My wife and I communicate mostly in English. Sometimes also in Greek. My Greek is ok, my wife understands German quite well and speaks a bit. Until now, it seems that our daughter doesn’t understand English. She sometimes complains that we shouldn’t speak English to each other 😉 For some weeks, she has some English lessons in Kindergarten (in a fun way). Now she starts to repeat some things that we say, she asks how do you say this and that in English and so on. She seems to be interested in and talented with languages.
Now, we are wondering what is the best way to give here the chance to learn English? Will she learn it anyway? Should we send her to some lessons (we have a friend who is a teacher) so she can make the first steps there? Or should we stop to talk in English to each other? We don’t want to push her, we just want to give her opportunities, especially as she seems to be fond of languages. As our neighbour is a teacher for French and has a daughter in the same age, we were even considering to ask her to teach the kids once a week some French.

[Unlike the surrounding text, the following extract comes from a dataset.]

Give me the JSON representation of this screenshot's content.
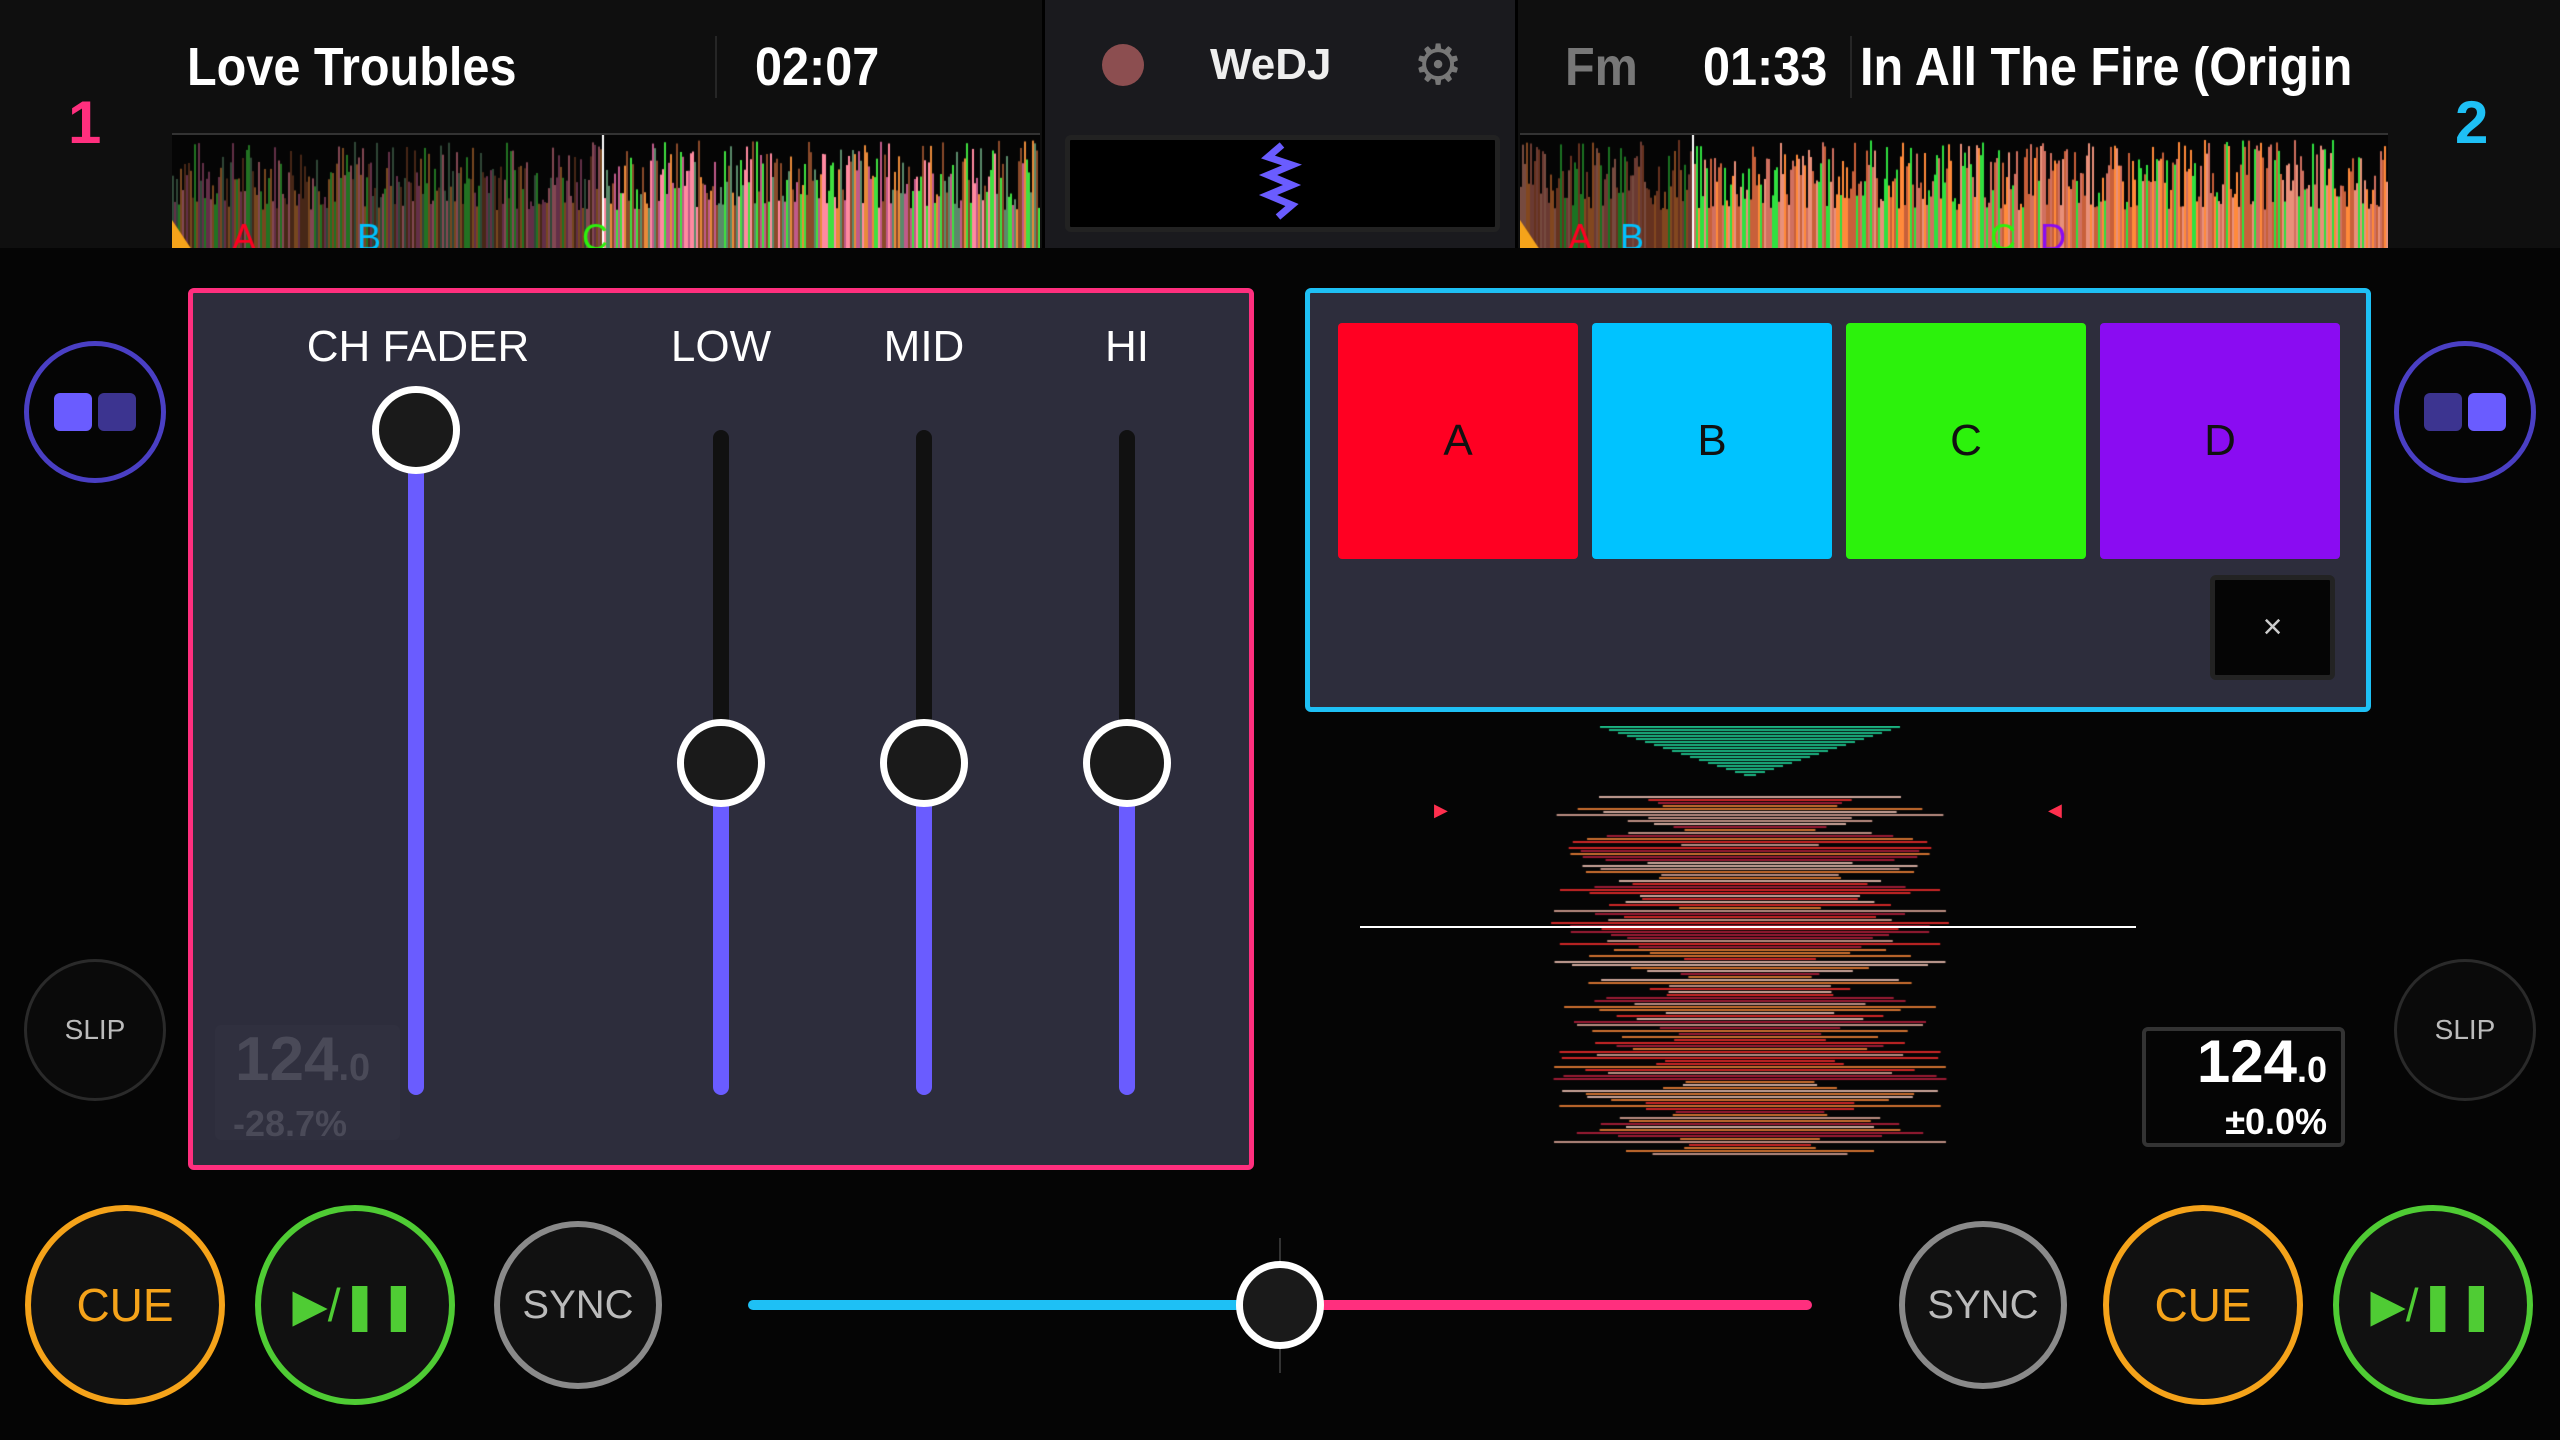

Looking forward for your advice! Thank you very much for your answer!
Thank you for your question about how to support your little bilingual daughter with learning a third language. She is doing really well using the right languages with you at such a young age. I am happy to hear that she is inquisitive and wants to learn more!
Since your daughter hears English at home when you and your wife speak it together and also has some lessons in Kindergarten she will by time gain some understanding of the language, i.e. she will become a receptive bilingual. For her to start actively speaking it she would need to have more exposure to it and, most importantly, get a chance to regularly interact in it.
However, she is only three and still learning her two main languages, Greek and German, so for the moment, I would just continue what you are doing and exposing her to English at home and Kindergarten. Do answer her questions about how to say something in English when she is interested – you can also introduce songs and rhymes in English, but you are right in saying that you should not push her. A child learns best when they have a desire to learn. At some point you can then look for a playgroup in English or English-speaking families whose children she could have playdates with.
There is no need for you to stop using English at home, if this is the language you are used to speaking with each other. If your daughter is occasionally not happy about you speaking English, just translate as necessary for her, so she does not feel left out from the conversation. You will however find that her understanding of English will improve quicker than you might expect. What you could do is to introduce some English time for all of you, e.g. on the weekend, when you do something fun together as a family – in English. I would take the lead from your daughter and go with what she is comfortable with and gradually bring in different activities.
When it comes to asking your neighbour for some French lessons, I would not yet seek any formal teaching for your 3-year-old. Your daughter has plenty of time to add another languages to her repertoire. However, if your neighbour is a French-speaker and her daughter also speaks French, then do let them play with each other, even if it is in French. Children can have lots of fun together even if they don’t have a common language.
Wishing you a successful multilingual family journey!